她終究還是沒能看到自己十八歲的樣子,甚至連十七歲的夏天,都來不及去體驗了。

鏡頭裏的人,手無聲地從掌心滑落,坐在床前的人,面容透着慘白,嘴唇透着裂紋,眼眶微微紅着。

直到鏡頭拉近,一滴淚悄無聲息地落在手背上,順着手指紋理,慢慢隐沒在手心。

鏡頭外的明笙同樣紅着眼眶,任由一滴淚從眼角劃下。

或許是兩位主演代入的情緒很好,現場的氣氛一下子沉悶了很多,很多人眼中都是淚花閃爍,明笙知道,他們是被劇情感動到了。

可她不是,阿言更不是。

因為這正是他們所經歷過的。

沒有人願意面對這種生離死別,他們從來都是被迫承受。

鏡頭結束,沒有人喊卡,現場卻依舊是一片沉寂,包括導演。

就像沒有人能從這種氛圍中迅速抽離出來,大家都入了戲,成了戲中人。

在長達許久的靜默之後,現場終于有了點動靜,是攝影大哥收拾設備時碰撞出來的聲音。

那聲遲到許久的‘卡’也在這個時候響起。

秦霜霜直接趴在床上放肆大哭,将戲中一直壓抑的情緒在此刻宣洩出來,唐燦理一早便跟了過來,此刻正坐在床頭,有一句沒一句的安慰着她。

這一場結束,所有在病房裏的戲份也全部結束了,工作人員們在收拾現場的道具,陸陸續續退了出去。

秦霜霜大概是還有些出不了戲,被唐燦理帶走了。

明笙望着一直站在窗前的林述言,雖然他從戲結束到現在,一聲未吭,但明笙知道他在難過。

因為自己也是。

明笙走過去,走到他身邊。

同他一起,望向窗外,其實早已凋零的景色。

已經逐漸光禿的枝丫随風晃動,涼涼的風裹着還未散盡的暑氣,吹向他們。

将心頭才滋生的片刻妄念徹底澆滅。

這世上沒有夢,他們都身處現實世界。

明笙想要安慰他,可是現在她連自己都安慰不了

“你還好嗎?”

此刻,所有安慰的語言于他而言都會顯得蒼白無力,可明笙不知道除了這些,她還可以做什麽。

林述言目光收回半寸,陷進去的情緒,在慢慢往外抽離。

明笙的問題,他沒有回答。

不好的答案,怎麽可以告訴她。

自己一直囿于過去沒關系,但不能将笙笙也拉下來。

林述言收回全部的目光,轉向明笙,眼底的情緒恢複往日。

從戲中出來,他眸色中不再透着灰白,黑曜石一般的眸注視着她。

半晌之後,他像以前一樣擡手,攜着溫度的手掌落在明笙頭頂,輕輕揉着。

就這麽一個動作,使得明笙眼眸中積了許久的淚再也忍不住地落下來。

林述言瞧着她的眼淚,輕輕扯了下唇角,溫柔安慰她:“我沒事,別哭了,笙笙。
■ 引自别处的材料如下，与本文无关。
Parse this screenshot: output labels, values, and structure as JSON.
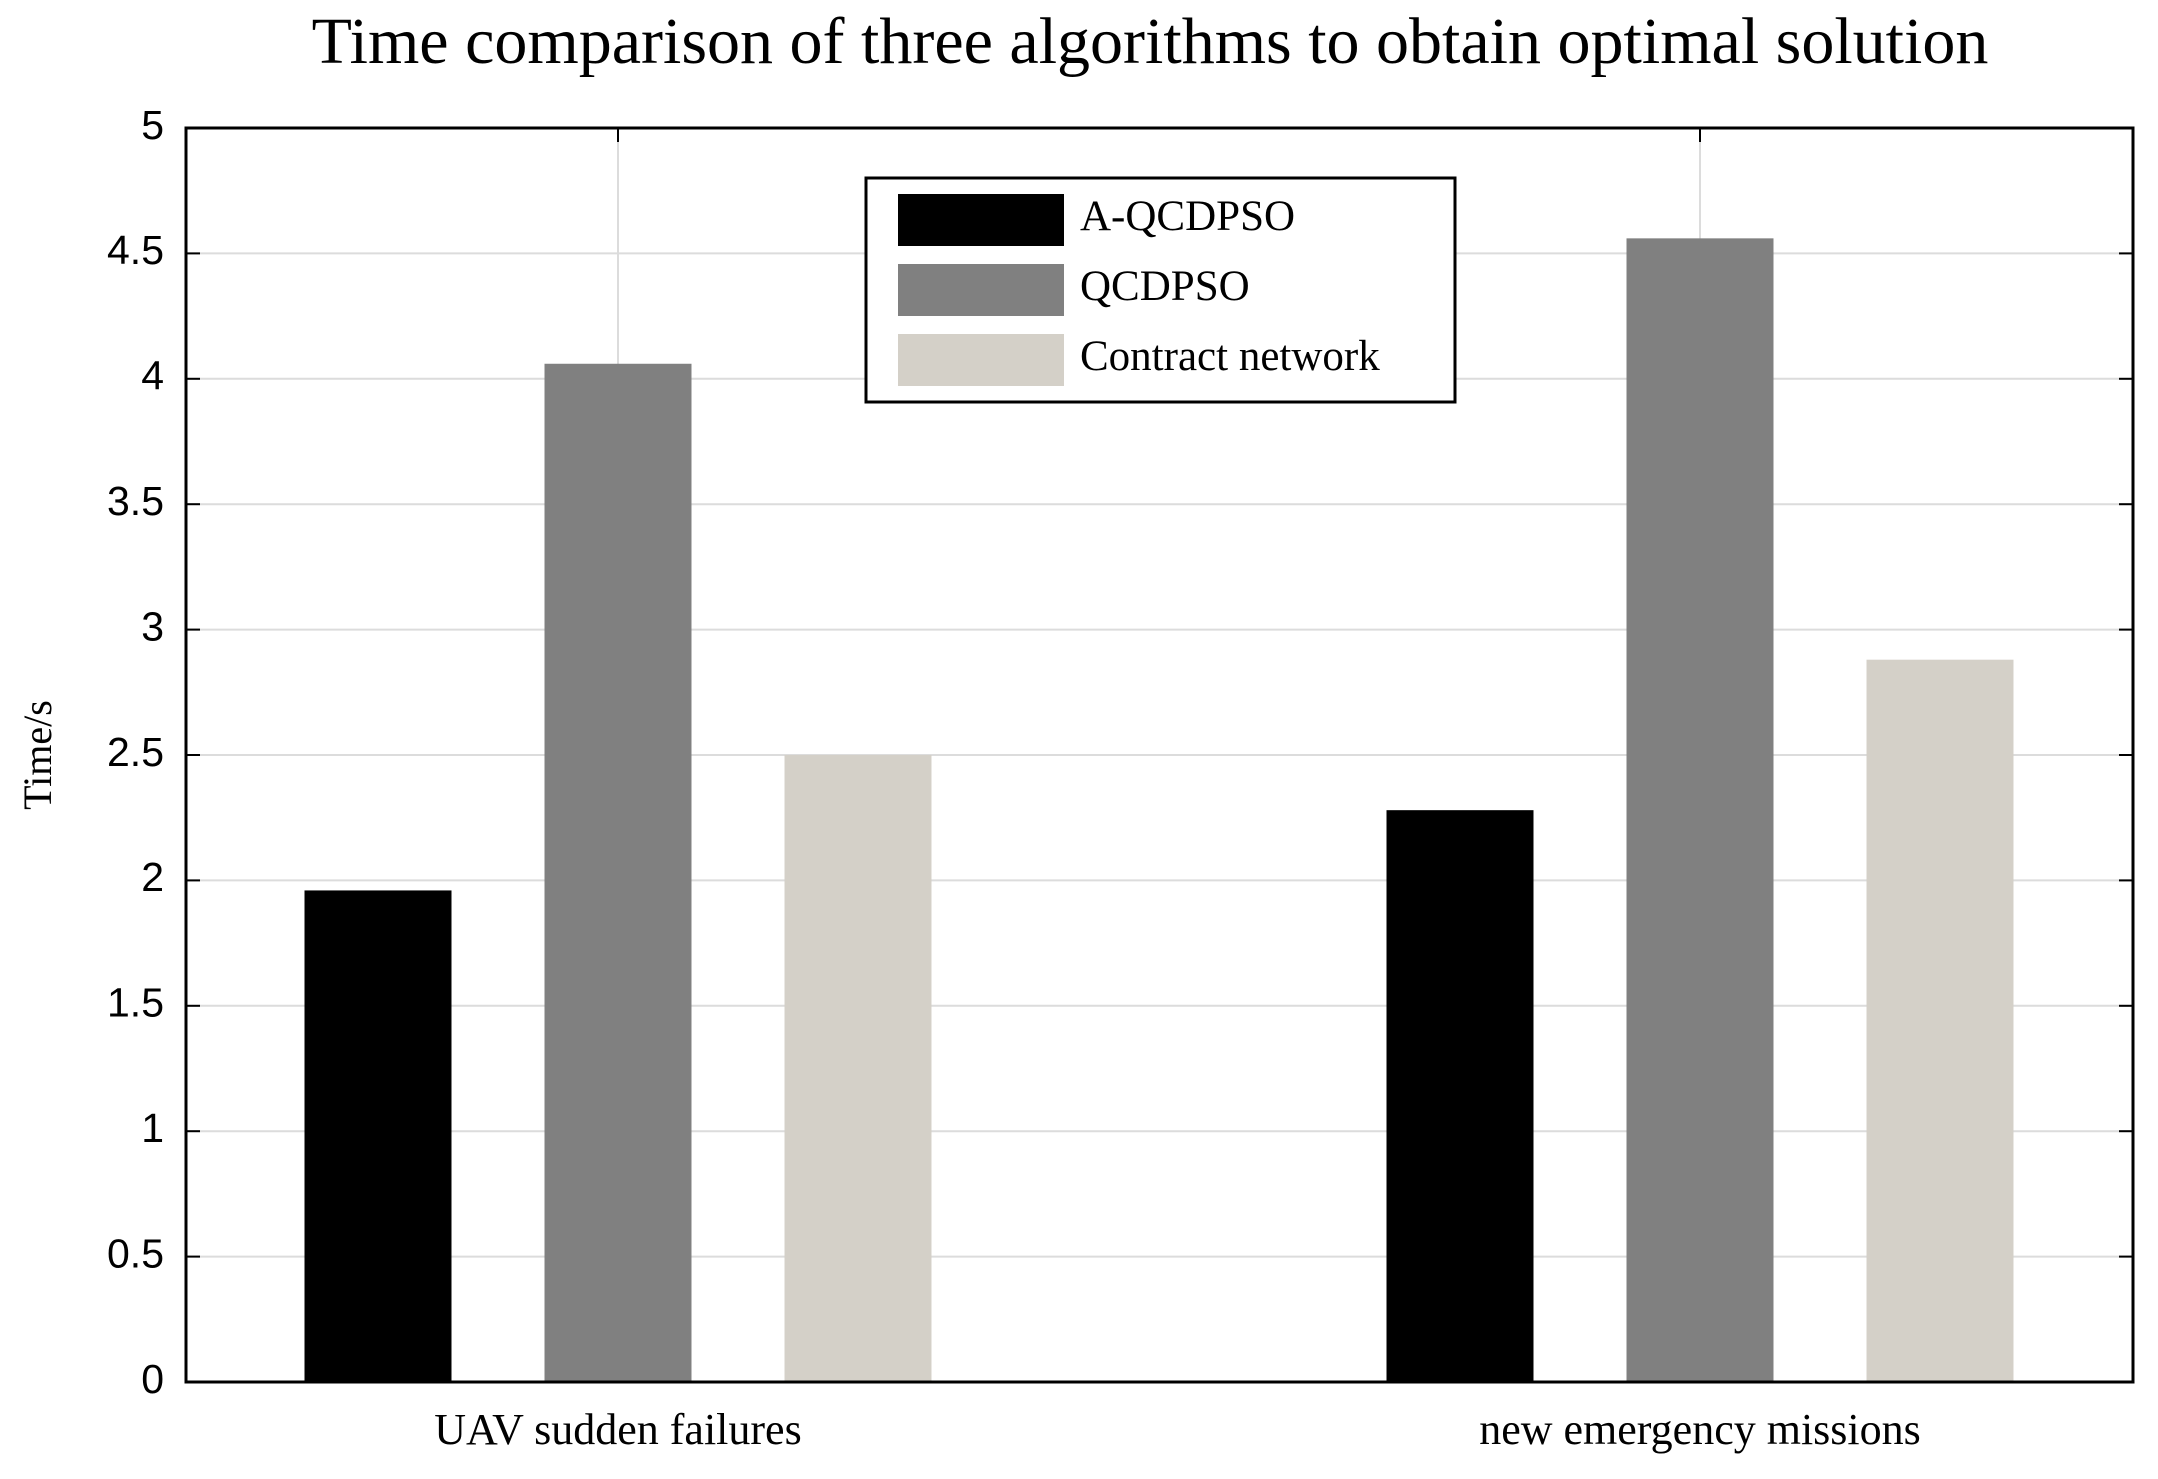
{
  "chart_data": {
    "type": "bar",
    "title": "Time comparison of three algorithms to obtain optimal solution",
    "y_label": "Time/s",
    "categories": [
      "UAV sudden failures",
      "new emergency missions"
    ],
    "series": [
      {
        "name": "A-QCDPSO",
        "color": "#000000",
        "values": [
          1.96,
          2.28
        ]
      },
      {
        "name": "QCDPSO",
        "color": "#808080",
        "values": [
          4.06,
          4.56
        ]
      },
      {
        "name": "Contract network",
        "color": "#d4d0c8",
        "values": [
          2.5,
          2.88
        ]
      }
    ],
    "ylim": [
      0,
      5
    ],
    "yticks": [
      0,
      0.5,
      1,
      1.5,
      2,
      2.5,
      3,
      3.5,
      4,
      4.5,
      5
    ],
    "grid": true,
    "legend": "top"
  }
}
”

明笙知道自己不該在這個時候哭,可她就是忍不住,也許這個角色就不該讓他來演。

或許從一開始就錯了,他的未來應該是在舞臺上,優雅又深情地拉着大提琴,接受着臺下所有人贊美的掌聲。

而不是在這裏,體驗一次又一次心如刀割的過去。

“對不起。”明笙哽道。

林述言無聲失笑,語氣略帶了點調侃,因為他想将明笙帶出來:“怎麽突然和我說對不起?說吧,是不是偷偷做了什麽事,不敢告訴我?”

明笙哪裏聽不出來他安慰自己的話音,原本是自己要來安慰他,到最後卻成了自己要對方安慰。

她強忍着已經破土而出的難過,想要對眼前的人展露個笑臉。

明笙不想讓他擔心。

只是這這勉強的笑才進行到一半,林述言便捂住了她的眼睛。

下一秒,明笙就感覺到自己落入了一個溫暖的懷抱。

林述言的手從頭頂移到她的後腦勺,而後輕聲安慰:“不想笑,就不要勉強,我不是別人,不用在我面前堅強。”

“笙笙,未來還有很多美好的人和事在等着你去遇見,不要太過拘于過去。”

不要像他一樣,都這麽久了,好像還是在一個地方打轉、徘徊。

久久脫離不了。

明笙何嘗不是想要重新開始,只是很多事情不是想要舍棄就能舍棄的。

雖然過往的記憶帶給她,更多的感受是糟糕、無助還有害怕。

終年不息的酒瓶碎裂在地的聲音,母親身上永遠消不下去的青紫痕跡,還有她身上時不時的煙頭燙傷。

最讓明笙記憶深刻的是巷尾臭水溝裏,散發出的那股隐隐的腐臭味,她在那個角落看到了無數個太陽落下的場景。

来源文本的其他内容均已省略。